Background on whats going on. I will be downloading about 10 years of patent information into flat files. The result will be 2,080 delimited files. I want a way to load them into MS SQL server all at once. Then I want to be able to append additional files into the DB as they are released.
Speed of the software doesn't bother me much as I can just let it run overnight. I am just looking for something with some flexibility, and more importantly fairly easy to use. I have never done a project like this before and will be learning how to do this from the boards.
Have used both in real live projects. I do prefer Pentaho (PDI) over SSIS because of its ease of use and flexibility.

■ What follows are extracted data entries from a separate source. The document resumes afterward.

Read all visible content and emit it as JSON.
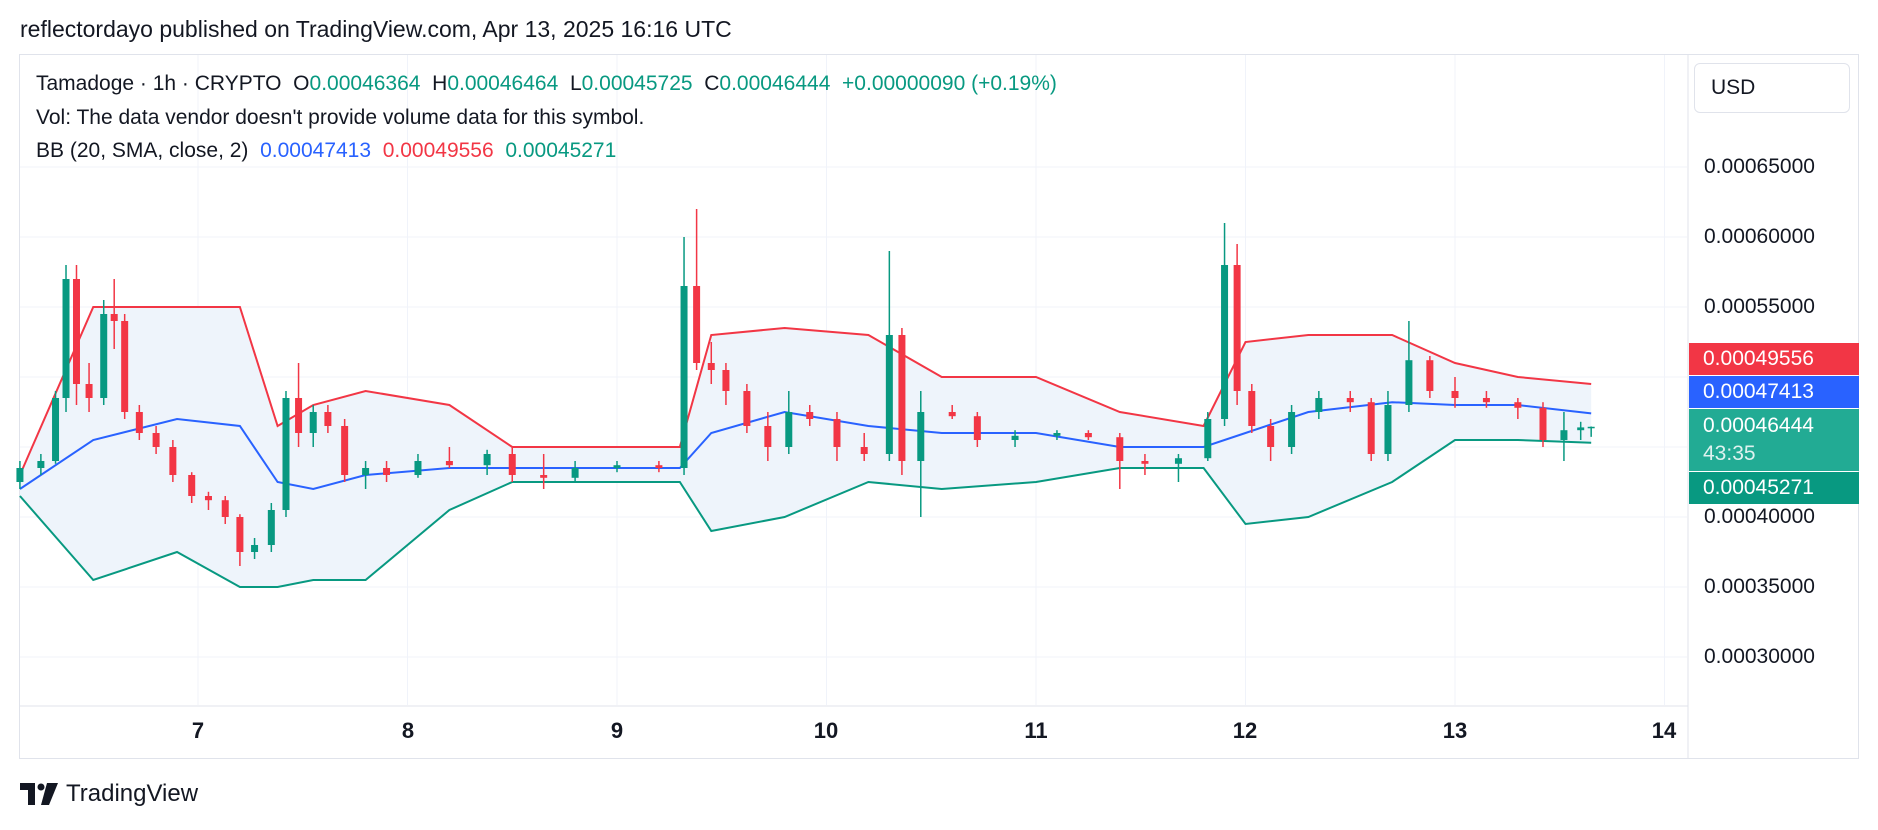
{
  "header": {
    "published": "reflectordayo published on TradingView.com, Apr 13, 2025 16:16 UTC"
  },
  "legend": {
    "symbol": "Tamadoge · 1h · CRYPTO",
    "o_label": "O",
    "o_value": "0.00046364",
    "h_label": "H",
    "h_value": "0.00046464",
    "l_label": "L",
    "l_value": "0.00045725",
    "c_label": "C",
    "c_value": "0.00046444",
    "change": "+0.00000090 (+0.19%)",
    "vol_text": "Vol: The data vendor doesn't provide volume data for this symbol.",
    "bb_label": "BB (20, SMA, close, 2)",
    "bb_basis": "0.00047413",
    "bb_upper": "0.00049556",
    "bb_lower": "0.00045271"
  },
  "price_axis": {
    "currency": "USD",
    "ticks": [
      "0.00065000",
      "0.00060000",
      "0.00055000",
      "0.00040000",
      "0.00035000",
      "0.00030000"
    ],
    "badge_upper": "0.00049556",
    "badge_basis": "0.00047413",
    "badge_last": "0.00046444",
    "badge_countdown": "43:35",
    "badge_lower": "0.00045271"
  },
  "time_axis": {
    "ticks": [
      "7",
      "8",
      "9",
      "10",
      "11",
      "12",
      "13",
      "14"
    ]
  },
  "colors": {
    "up": "#089981",
    "down": "#f23645",
    "basis": "#2962ff",
    "upper": "#f23645",
    "lower": "#089981",
    "fill": "#eef4fb"
  },
  "footer": {
    "brand": "TradingView",
    "logo_icon": "tradingview-logo-icon"
  },
  "chart_data": {
    "type": "candlestick",
    "title": "Tamadoge · 1h · CRYPTO",
    "x_unit": "day of April 2025",
    "ylim": [
      0.00026,
      0.00067
    ],
    "grid": true,
    "bollinger": {
      "x": [
        6.15,
        6.5,
        6.9,
        7.2,
        7.38,
        7.55,
        7.8,
        8.2,
        8.5,
        8.9,
        9.3,
        9.45,
        9.8,
        10.2,
        10.55,
        11.0,
        11.4,
        11.8,
        12.0,
        12.3,
        12.7,
        13.0,
        13.3,
        13.65
      ],
      "upper": [
        0.00043,
        0.00055,
        0.00055,
        0.00055,
        0.000465,
        0.00048,
        0.00049,
        0.00048,
        0.00045,
        0.00045,
        0.00045,
        0.00053,
        0.000535,
        0.00053,
        0.0005,
        0.0005,
        0.000475,
        0.000465,
        0.000525,
        0.00053,
        0.00053,
        0.00051,
        0.0005,
        0.000495
      ],
      "basis": [
        0.00042,
        0.000455,
        0.00047,
        0.000465,
        0.000425,
        0.00042,
        0.00043,
        0.000435,
        0.000435,
        0.000435,
        0.000435,
        0.00046,
        0.000475,
        0.000465,
        0.00046,
        0.00046,
        0.00045,
        0.00045,
        0.00046,
        0.000475,
        0.000482,
        0.00048,
        0.00048,
        0.000474
      ],
      "lower": [
        0.000415,
        0.000355,
        0.000375,
        0.00035,
        0.00035,
        0.000355,
        0.000355,
        0.000405,
        0.000425,
        0.000425,
        0.000425,
        0.00039,
        0.0004,
        0.000425,
        0.00042,
        0.000425,
        0.000435,
        0.000435,
        0.000395,
        0.0004,
        0.000425,
        0.000455,
        0.000455,
        0.000453
      ]
    },
    "candles": [
      {
        "x": 6.15,
        "o": 0.000425,
        "h": 0.00044,
        "l": 0.00042,
        "c": 0.000435
      },
      {
        "x": 6.25,
        "o": 0.000435,
        "h": 0.000445,
        "l": 0.00043,
        "c": 0.00044
      },
      {
        "x": 6.32,
        "o": 0.00044,
        "h": 0.00049,
        "l": 0.000438,
        "c": 0.000485
      },
      {
        "x": 6.37,
        "o": 0.000485,
        "h": 0.00058,
        "l": 0.000475,
        "c": 0.00057
      },
      {
        "x": 6.42,
        "o": 0.00057,
        "h": 0.00058,
        "l": 0.00048,
        "c": 0.000495
      },
      {
        "x": 6.48,
        "o": 0.000495,
        "h": 0.00051,
        "l": 0.000475,
        "c": 0.000485
      },
      {
        "x": 6.55,
        "o": 0.000485,
        "h": 0.000555,
        "l": 0.00048,
        "c": 0.000545
      },
      {
        "x": 6.6,
        "o": 0.000545,
        "h": 0.00057,
        "l": 0.00052,
        "c": 0.00054
      },
      {
        "x": 6.65,
        "o": 0.00054,
        "h": 0.000545,
        "l": 0.00047,
        "c": 0.000475
      },
      {
        "x": 6.72,
        "o": 0.000475,
        "h": 0.00048,
        "l": 0.000455,
        "c": 0.00046
      },
      {
        "x": 6.8,
        "o": 0.00046,
        "h": 0.000465,
        "l": 0.000445,
        "c": 0.00045
      },
      {
        "x": 6.88,
        "o": 0.00045,
        "h": 0.000455,
        "l": 0.000425,
        "c": 0.00043
      },
      {
        "x": 6.97,
        "o": 0.00043,
        "h": 0.000432,
        "l": 0.00041,
        "c": 0.000415
      },
      {
        "x": 7.05,
        "o": 0.000415,
        "h": 0.000418,
        "l": 0.000405,
        "c": 0.000412
      },
      {
        "x": 7.13,
        "o": 0.000412,
        "h": 0.000415,
        "l": 0.000395,
        "c": 0.0004
      },
      {
        "x": 7.2,
        "o": 0.0004,
        "h": 0.000402,
        "l": 0.000365,
        "c": 0.000375
      },
      {
        "x": 7.27,
        "o": 0.000375,
        "h": 0.000385,
        "l": 0.00037,
        "c": 0.00038
      },
      {
        "x": 7.35,
        "o": 0.00038,
        "h": 0.00041,
        "l": 0.000375,
        "c": 0.000405
      },
      {
        "x": 7.42,
        "o": 0.000405,
        "h": 0.00049,
        "l": 0.0004,
        "c": 0.000485
      },
      {
        "x": 7.48,
        "o": 0.000485,
        "h": 0.00051,
        "l": 0.00045,
        "c": 0.00046
      },
      {
        "x": 7.55,
        "o": 0.00046,
        "h": 0.00048,
        "l": 0.00045,
        "c": 0.000475
      },
      {
        "x": 7.62,
        "o": 0.000475,
        "h": 0.00048,
        "l": 0.00046,
        "c": 0.000465
      },
      {
        "x": 7.7,
        "o": 0.000465,
        "h": 0.00047,
        "l": 0.000425,
        "c": 0.00043
      },
      {
        "x": 7.8,
        "o": 0.00043,
        "h": 0.00044,
        "l": 0.00042,
        "c": 0.000435
      },
      {
        "x": 7.9,
        "o": 0.000435,
        "h": 0.00044,
        "l": 0.000425,
        "c": 0.00043
      },
      {
        "x": 8.05,
        "o": 0.00043,
        "h": 0.000445,
        "l": 0.000428,
        "c": 0.00044
      },
      {
        "x": 8.2,
        "o": 0.00044,
        "h": 0.00045,
        "l": 0.000435,
        "c": 0.000437
      },
      {
        "x": 8.38,
        "o": 0.000437,
        "h": 0.000448,
        "l": 0.00043,
        "c": 0.000445
      },
      {
        "x": 8.5,
        "o": 0.000445,
        "h": 0.00045,
        "l": 0.000425,
        "c": 0.00043
      },
      {
        "x": 8.65,
        "o": 0.00043,
        "h": 0.000445,
        "l": 0.00042,
        "c": 0.000428
      },
      {
        "x": 8.8,
        "o": 0.000428,
        "h": 0.00044,
        "l": 0.000425,
        "c": 0.000435
      },
      {
        "x": 9.0,
        "o": 0.000435,
        "h": 0.00044,
        "l": 0.000432,
        "c": 0.000437
      },
      {
        "x": 9.2,
        "o": 0.000437,
        "h": 0.00044,
        "l": 0.000432,
        "c": 0.000435
      },
      {
        "x": 9.32,
        "o": 0.000435,
        "h": 0.0006,
        "l": 0.00043,
        "c": 0.000565
      },
      {
        "x": 9.38,
        "o": 0.000565,
        "h": 0.00062,
        "l": 0.000505,
        "c": 0.00051
      },
      {
        "x": 9.45,
        "o": 0.00051,
        "h": 0.000525,
        "l": 0.000495,
        "c": 0.000505
      },
      {
        "x": 9.52,
        "o": 0.000505,
        "h": 0.00051,
        "l": 0.00048,
        "c": 0.00049
      },
      {
        "x": 9.62,
        "o": 0.00049,
        "h": 0.000495,
        "l": 0.00046,
        "c": 0.000465
      },
      {
        "x": 9.72,
        "o": 0.000465,
        "h": 0.000475,
        "l": 0.00044,
        "c": 0.00045
      },
      {
        "x": 9.82,
        "o": 0.00045,
        "h": 0.00049,
        "l": 0.000445,
        "c": 0.000475
      },
      {
        "x": 9.92,
        "o": 0.000475,
        "h": 0.00048,
        "l": 0.000465,
        "c": 0.00047
      },
      {
        "x": 10.05,
        "o": 0.00047,
        "h": 0.000475,
        "l": 0.00044,
        "c": 0.00045
      },
      {
        "x": 10.18,
        "o": 0.00045,
        "h": 0.00046,
        "l": 0.00044,
        "c": 0.000445
      },
      {
        "x": 10.3,
        "o": 0.000445,
        "h": 0.00059,
        "l": 0.00044,
        "c": 0.00053
      },
      {
        "x": 10.36,
        "o": 0.00053,
        "h": 0.000535,
        "l": 0.00043,
        "c": 0.00044
      },
      {
        "x": 10.45,
        "o": 0.00044,
        "h": 0.00049,
        "l": 0.0004,
        "c": 0.000475
      },
      {
        "x": 10.6,
        "o": 0.000475,
        "h": 0.00048,
        "l": 0.00047,
        "c": 0.000472
      },
      {
        "x": 10.72,
        "o": 0.000472,
        "h": 0.000475,
        "l": 0.00045,
        "c": 0.000455
      },
      {
        "x": 10.9,
        "o": 0.000455,
        "h": 0.000462,
        "l": 0.00045,
        "c": 0.000458
      },
      {
        "x": 11.1,
        "o": 0.000458,
        "h": 0.000462,
        "l": 0.000455,
        "c": 0.00046
      },
      {
        "x": 11.25,
        "o": 0.00046,
        "h": 0.000462,
        "l": 0.000455,
        "c": 0.000457
      },
      {
        "x": 11.4,
        "o": 0.000457,
        "h": 0.00046,
        "l": 0.00042,
        "c": 0.00044
      },
      {
        "x": 11.52,
        "o": 0.00044,
        "h": 0.000445,
        "l": 0.00043,
        "c": 0.000438
      },
      {
        "x": 11.68,
        "o": 0.000438,
        "h": 0.000445,
        "l": 0.000425,
        "c": 0.000442
      },
      {
        "x": 11.82,
        "o": 0.000442,
        "h": 0.000475,
        "l": 0.00044,
        "c": 0.00047
      },
      {
        "x": 11.9,
        "o": 0.00047,
        "h": 0.00061,
        "l": 0.000465,
        "c": 0.00058
      },
      {
        "x": 11.96,
        "o": 0.00058,
        "h": 0.000595,
        "l": 0.00048,
        "c": 0.00049
      },
      {
        "x": 12.03,
        "o": 0.00049,
        "h": 0.000495,
        "l": 0.00046,
        "c": 0.000465
      },
      {
        "x": 12.12,
        "o": 0.000465,
        "h": 0.00047,
        "l": 0.00044,
        "c": 0.00045
      },
      {
        "x": 12.22,
        "o": 0.00045,
        "h": 0.00048,
        "l": 0.000445,
        "c": 0.000475
      },
      {
        "x": 12.35,
        "o": 0.000475,
        "h": 0.00049,
        "l": 0.00047,
        "c": 0.000485
      },
      {
        "x": 12.5,
        "o": 0.000485,
        "h": 0.00049,
        "l": 0.000475,
        "c": 0.000482
      },
      {
        "x": 12.6,
        "o": 0.000482,
        "h": 0.000485,
        "l": 0.00044,
        "c": 0.000445
      },
      {
        "x": 12.68,
        "o": 0.000445,
        "h": 0.00049,
        "l": 0.00044,
        "c": 0.00048
      },
      {
        "x": 12.78,
        "o": 0.00048,
        "h": 0.00054,
        "l": 0.000475,
        "c": 0.000512
      },
      {
        "x": 12.88,
        "o": 0.000512,
        "h": 0.000515,
        "l": 0.000485,
        "c": 0.00049
      },
      {
        "x": 13.0,
        "o": 0.00049,
        "h": 0.0005,
        "l": 0.000478,
        "c": 0.000485
      },
      {
        "x": 13.15,
        "o": 0.000485,
        "h": 0.00049,
        "l": 0.000478,
        "c": 0.000482
      },
      {
        "x": 13.3,
        "o": 0.000482,
        "h": 0.000485,
        "l": 0.00047,
        "c": 0.000478
      },
      {
        "x": 13.42,
        "o": 0.000478,
        "h": 0.000482,
        "l": 0.00045,
        "c": 0.000455
      },
      {
        "x": 13.52,
        "o": 0.000455,
        "h": 0.000475,
        "l": 0.00044,
        "c": 0.000462
      },
      {
        "x": 13.6,
        "o": 0.000462,
        "h": 0.000468,
        "l": 0.000455,
        "c": 0.000464
      },
      {
        "x": 13.65,
        "o": 0.00046364,
        "h": 0.00046464,
        "l": 0.00045725,
        "c": 0.00046444
      }
    ]
  }
}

Do read a little on the subject before you start using it. There are a couple of excellent books on kettle (PDI), or you could just read the Get Started in the Help menu of PDI. The forum is a good place if you are stuck or ##pentaho on IRC. What also helps a lot are the Samples that you can find in the Welcome Screen. I hope you enjoy it, I know I still do. Have been using it since 2006 and am always pissed when I have to use SSIS on some project :-)
PS : use a jtds jdbc-driver to connect to a SQL Server db, it will save you some headaches
Hope this helps,
After spending a couple days developing an ETL package in PDI and SSIS I feel confident in saying that PDI is definitely more user friendly. The user interface alone is much cleaner and seems to flow in a manner that is very intuitive and as such easy to use.